この非常に困難な状況において、個人および集団の人権の行使と享有は決定的に損なわれている。このパンデミックは、不平等や不公正、適切な医療サービス、しかるべき生活条件、そしてその他の基本的人権へのアクセスのない個人やコミュニティが従来から抱えていた脆弱性に拍車をかけた。これらの課題に対して、より強力で包括的、普遍的な施策をもって立ち向かうことが急務である。
住民に直接的・間接的に影響するパンデミックへの各国の対応は多様で多層的である。しかしながら持続可能な解決は、人権を重視したアプローチと平等・非差別(non-discrimination)・包括性に基づいた新たなパラダイム、そして国連の中核的な人権諸条約を尊重した国際的な協調と協力なしには達成されない。これこそが、国境や社会的地位にまったく無関係のウイルスに対抗し、安全で公正、柔軟で適応力のある未来を築くための唯一の解決策なのだ。
昨今のCOVID-19の新たな変異株の流行は、連帯の欠如の結果であり、国家間の不平等なワクチンの分配に対応する必要性を示している。国連人権条約諸機関は、COVID-19ワクチンを世界全体の公共財だと捉えている。これは各国が、ワクチンの共有・公衆衛生主導のワクチンの認可・技術移転の協定について、具体的な措置をとるべきである、ということを意味する。また、各国は任意・無償のライセンス(Voluntary licensing)、技術の共有(Technology pools)、TRIPS協定(貿易に関する知的財産権の保護協定)の柔軟性の利用や、特定の知的財産権の条項の撤回などについても想定しなければならない。

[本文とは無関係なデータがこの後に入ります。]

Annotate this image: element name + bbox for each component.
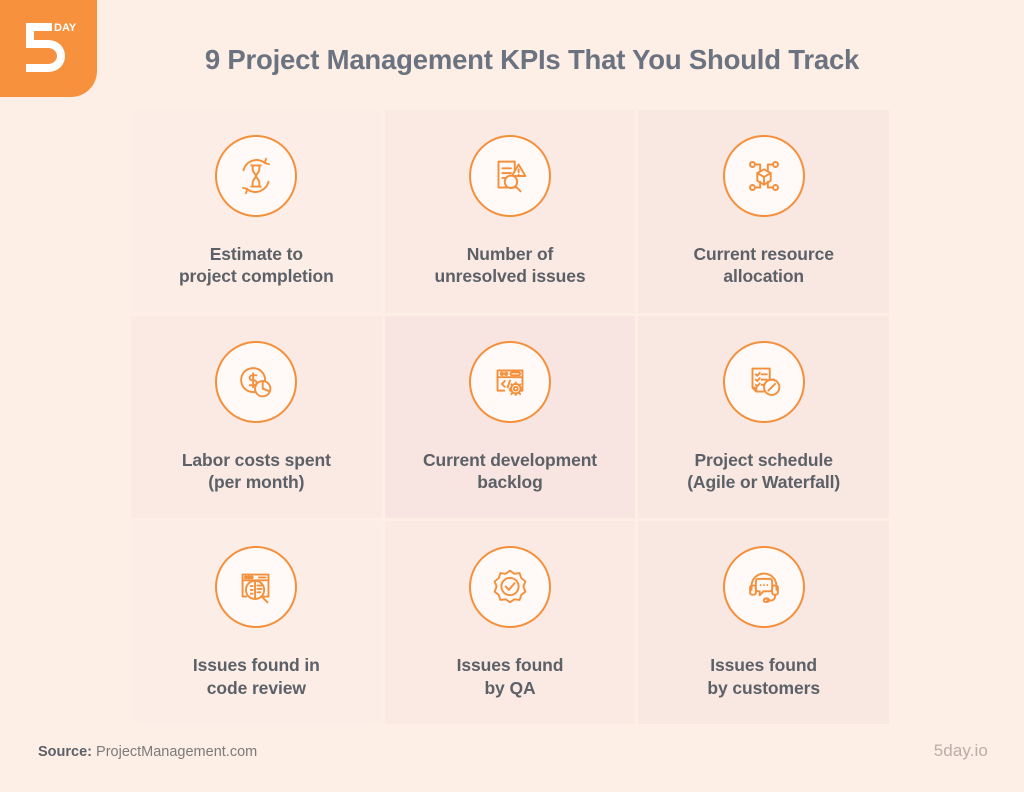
code-review-search-icon [215, 546, 297, 628]
checklist-stopwatch-icon [723, 341, 805, 423]
quality-badge-check-icon [469, 546, 551, 628]
cube-network-icon [723, 135, 805, 217]
svg-text:DAY: DAY [54, 22, 77, 34]
footer-brand: 5day.io [934, 741, 988, 761]
kpi-cell-current-resource-allocation[interactable]: Current resource allocation [638, 110, 889, 313]
kpi-cell-issues-found-in-code-review[interactable]: Issues found in code review [131, 521, 382, 724]
kpi-cell-labor-costs-spent[interactable]: Labor costs spent (per month) [131, 316, 382, 519]
kpi-label: Project schedule (Agile or Waterfall) [687, 449, 840, 494]
kpi-label: Labor costs spent (per month) [182, 449, 331, 494]
document-warning-search-icon [469, 135, 551, 217]
kpi-label: Current development backlog [423, 449, 597, 494]
page-title: 9 Project Management KPIs That You Shoul… [0, 44, 1024, 76]
kpi-cell-number-of-unresolved-issues[interactable]: Number of unresolved issues [385, 110, 636, 313]
source-attribution: Source: ProjectManagement.com [38, 744, 257, 760]
kpi-label: Current resource allocation [693, 243, 833, 288]
code-window-gear-icon [469, 341, 551, 423]
kpi-cell-project-schedule[interactable]: Project schedule (Agile or Waterfall) [638, 316, 889, 519]
kpi-label: Issues found by customers [707, 654, 820, 699]
kpi-label: Issues found by QA [457, 654, 564, 699]
kpi-label: Number of unresolved issues [434, 243, 585, 288]
kpi-label: Estimate to project completion [179, 243, 334, 288]
kpi-cell-current-development-backlog[interactable]: Current development backlog [385, 316, 636, 519]
source-value: ProjectManagement.com [96, 744, 257, 760]
kpi-cell-estimate-to-project-completion[interactable]: Estimate to project completion [131, 110, 382, 313]
dollar-pie-chart-icon [215, 341, 297, 423]
headset-chat-icon [723, 546, 805, 628]
kpi-cell-issues-found-by-customers[interactable]: Issues found by customers [638, 521, 889, 724]
hourglass-refresh-icon [215, 135, 297, 217]
kpi-cell-issues-found-by-qa[interactable]: Issues found by QA [385, 521, 636, 724]
kpi-label: Issues found in code review [193, 654, 320, 699]
kpi-grid: Estimate to project completion Number of… [131, 110, 889, 724]
source-label: Source: [38, 744, 92, 760]
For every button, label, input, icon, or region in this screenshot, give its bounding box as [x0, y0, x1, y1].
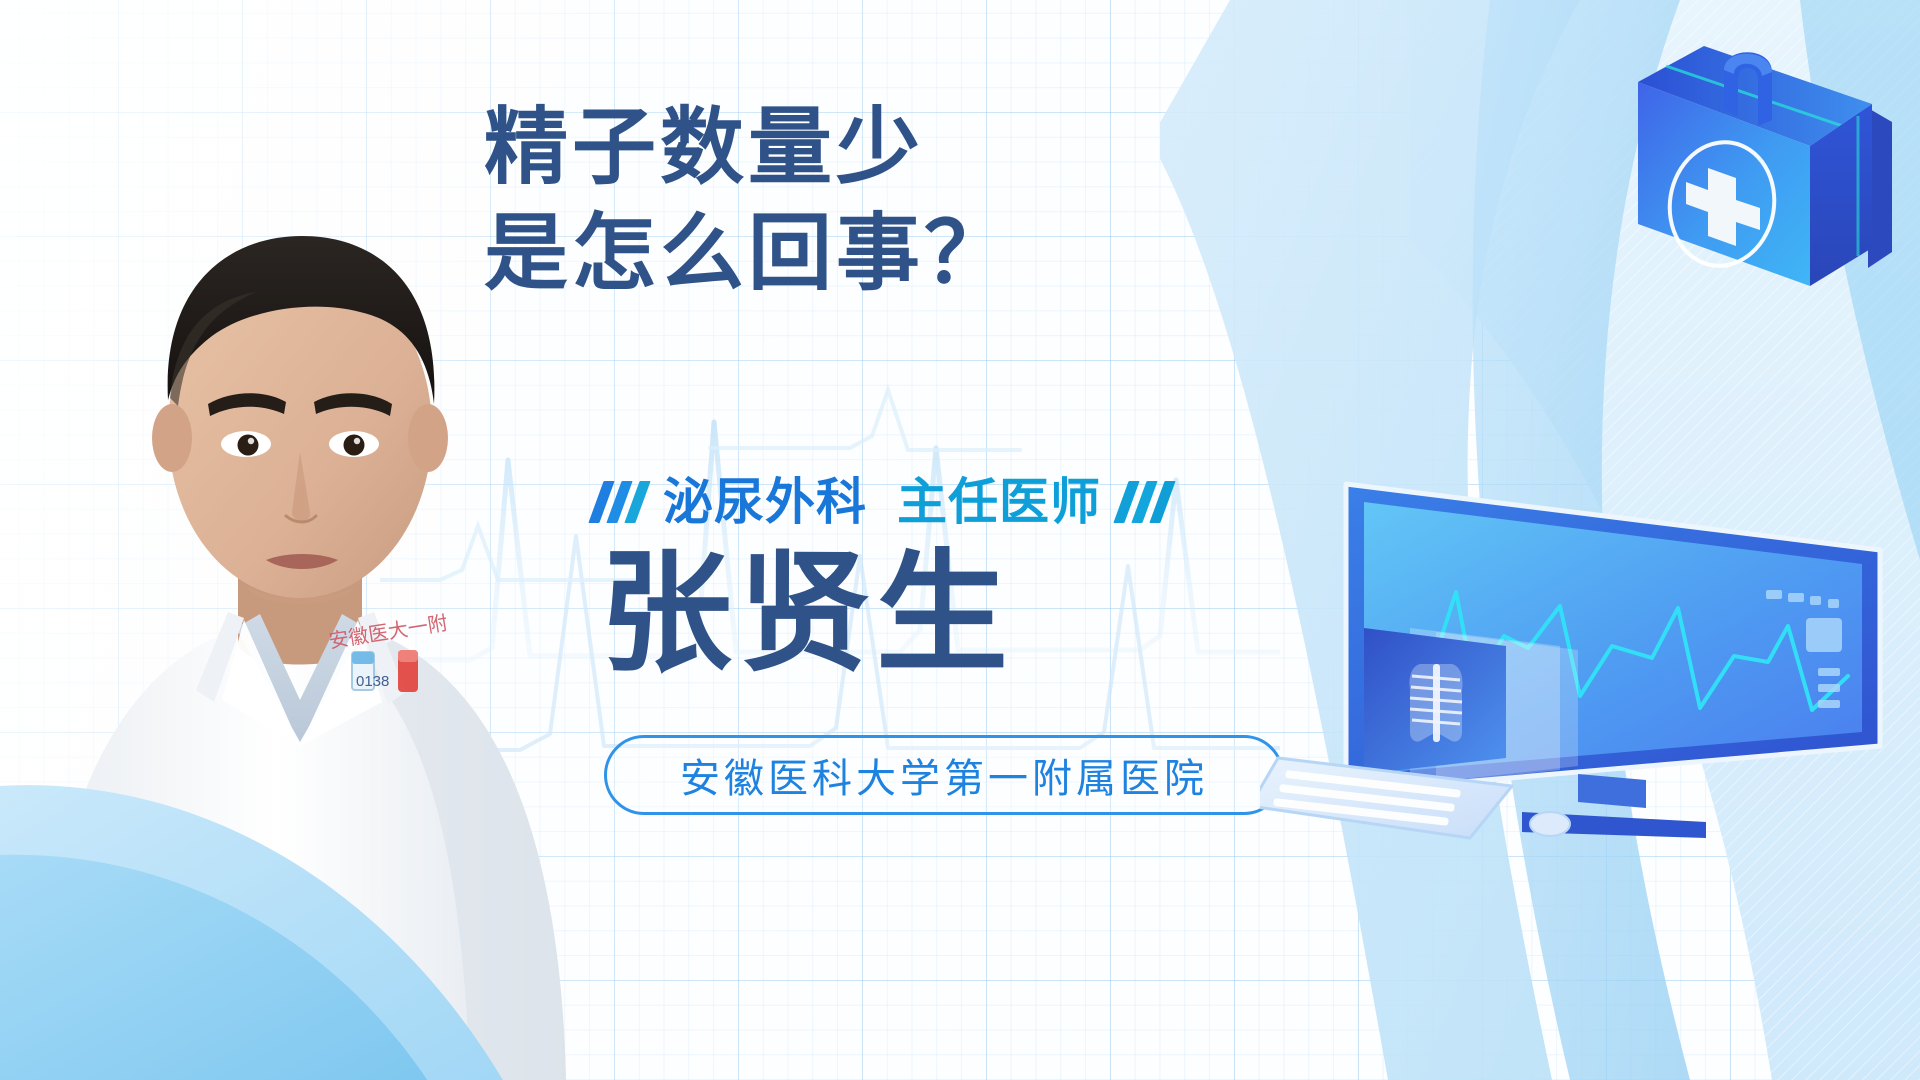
doctor-name: 张贤生: [600, 548, 1014, 680]
svg-text:0138: 0138: [356, 673, 389, 690]
poster-canvas: 精子数量少 是怎么回事？ 泌尿外科 主任医师 张贤生 安徽医科大学第一附属医院: [0, 0, 1920, 1080]
slash-divider-right-icon: [1121, 481, 1168, 523]
desktop-monitor-icon: [1260, 440, 1920, 860]
hospital-name: 安徽医科大学第一附属医院: [680, 746, 1208, 804]
decorative-arc-shape: [0, 750, 660, 1080]
department-label: 泌尿外科: [663, 477, 867, 527]
medical-bag-icon: [1620, 24, 1920, 336]
hospital-badge: 安徽医科大学第一附属医院: [604, 735, 1284, 815]
rank-label: 主任医师: [897, 477, 1101, 527]
credentials-row: 泌尿外科 主任医师: [596, 472, 1168, 532]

各国はまた、たとえば、製薬会社の不適切な価格設定や商品流通の影響下で起こる人権侵害の責任を追及するといった形でCOVID-19の対応に民間のアクターを関与させる、より強力な戦略を打ち出す必要がある。民間企業には人権デュー・ディリジェンスの義務があり、各国はその義務に意義を持たせるため、より強固な国際法の枠組みを形作っていかなければならない。
加えて、国連人権条約諸機関は、これらの前例のない困難を契機として、普遍性・包括性・負担の適正性・透明性の原理に基づく公的な医療制度を構築することを各国に求める。このパンデミックは、すべての人がいかなる差別も受けることがなくアクセス可能で、利用可能かつ負担が適正な開かれた医療保健施設とサービスがなくては、身体的・精神的な健康の権利が保障されないことを示している。同時に、各国はCOVID-19のパンデミックへの対応が、他の医療保健施設、特にメンタルヘルス、また性と生殖に関するケアへのアクセスを妨げるものにならないよう保証しなければいけない。
国連人権条約諸機関は各国に、復興計画の策定、世界的な問題やCOVID-19に対応する際に、多数の国が関与する形で、変革的・包括的な人権に基づく施策を採用するよう呼びかける。普遍的な人権へのコミットメントを深め、包括的なガバナンス、平等、社会正義を促進することで、各国はCOVID-19の危機から根本的に脱却することができるはずである。